Leave a light on so I can come home

Two blogs in one day! Bet this will never happen again. I feel inspired. Which is a good thing, because the older I get, the less inspired I generally feel. Except by children.

Anyway. With that depressing start. This was someone’s status on facebook. No idea what it is in reference to – but do you have those times in life when you feel like you keep getting walloped over the head, and yet that “kick me” sign is still on your back? You’ve been knocked down so many times you can barely see the light up at the top of the stairs, much less the steps themselves. It’s my life story, really. I don’t mean the getting kicked while you’re down part. I mean the leave the light on part. Time and time again I can’t see anymore. Because I’m crying, because it’s snowing, because that rain just keeps on coming, driving against me. And All I want is someone to flip that lightswitch on and illuminate what is around me so I can at least get my bearings and then try to figure out what the bigger picture is.
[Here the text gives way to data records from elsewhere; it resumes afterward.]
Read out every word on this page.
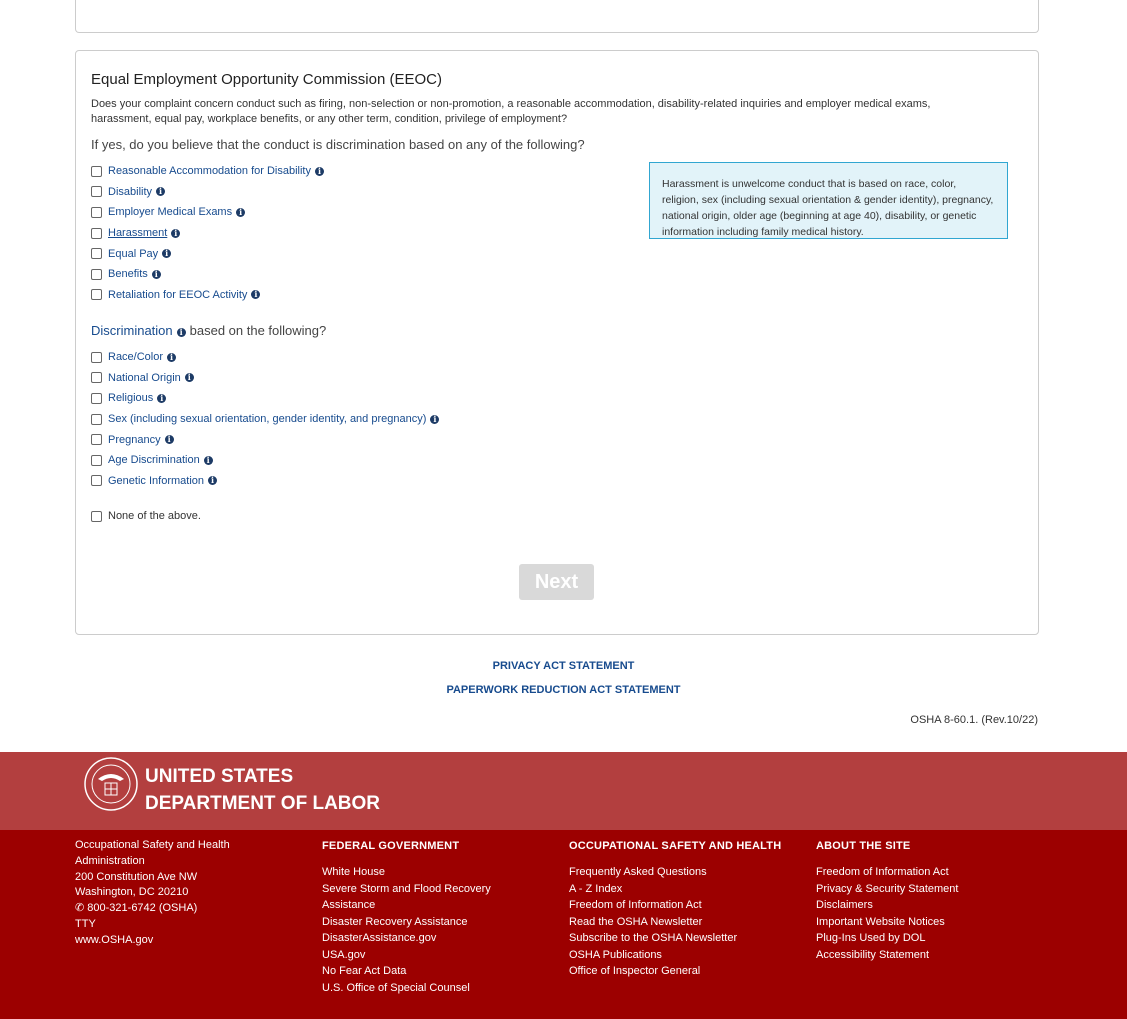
Equal Employment Opportunity Commission (EEOC)
Does your complaint concern conduct such as firing, non-selection or non-promotion, a reasonable accommodation, disability-related inquiries and employer medical exams, harassment, equal pay, workplace benefits, or any other term, condition, privilege of employment?
If yes, do you believe that the conduct is discrimination based on any of the following?
Reasonable Accommodation for Disability i
Disability i
Employer Medical Exams i
Harassment i
Equal Pay i
Benefits i
Retaliation for EEOC Activity i
Harassment is unwelcome conduct that is based on race, color, religion, sex (including sexual orientation & gender identity), pregnancy, national origin, older age (beginning at age 40), disability, or genetic information including family medical history.
Discrimination i based on the following?
Race/Color i
National Origin i
Religious i
Sex (including sexual orientation, gender identity, and pregnancy) i
Pregnancy i
Age Discrimination i
Genetic Information i
None of the above.
Next
PRIVACY ACT STATEMENT
PAPERWORK REDUCTION ACT STATEMENT
OSHA 8-60.1. (Rev.10/22)
UNITED STATES
DEPARTMENT OF LABOR
Occupational Safety and Health Administration
200 Constitution Ave NW
Washington, DC 20210
✆ 800-321-6742 (OSHA)
TTY
www.OSHA.gov
FEDERAL GOVERNMENT
White House
Severe Storm and Flood Recovery Assistance
Disaster Recovery Assistance
DisasterAssistance.gov
USA.gov
No Fear Act Data
U.S. Office of Special Counsel
OCCUPATIONAL SAFETY AND HEALTH
Frequently Asked Questions
A - Z Index
Freedom of Information Act
Read the OSHA Newsletter
Subscribe to the OSHA Newsletter
OSHA Publications
Office of Inspector General
ABOUT THE SITE
Freedom of Information Act
Privacy & Security Statement
Disclaimers
Important Website Notices
Plug-Ins Used by DOL
Accessibility Statement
But I don’t think it says anywhere that I get to look at that bigger picture.

I think as long as God leaves that light on, with enough of a glow to make my way in the right direction, that’s all I need to see. Even if I have to feel my way towards it, and I am blinded by blurry tears, as long as I can still see that muddy glow, then everything is okay.

And I keep trucking on towards home. Not my death, though that’s part of it as well. But home in the peace and safety that I am determined to bask in on a daily basis, the most valuable gift that accompanies eternal life.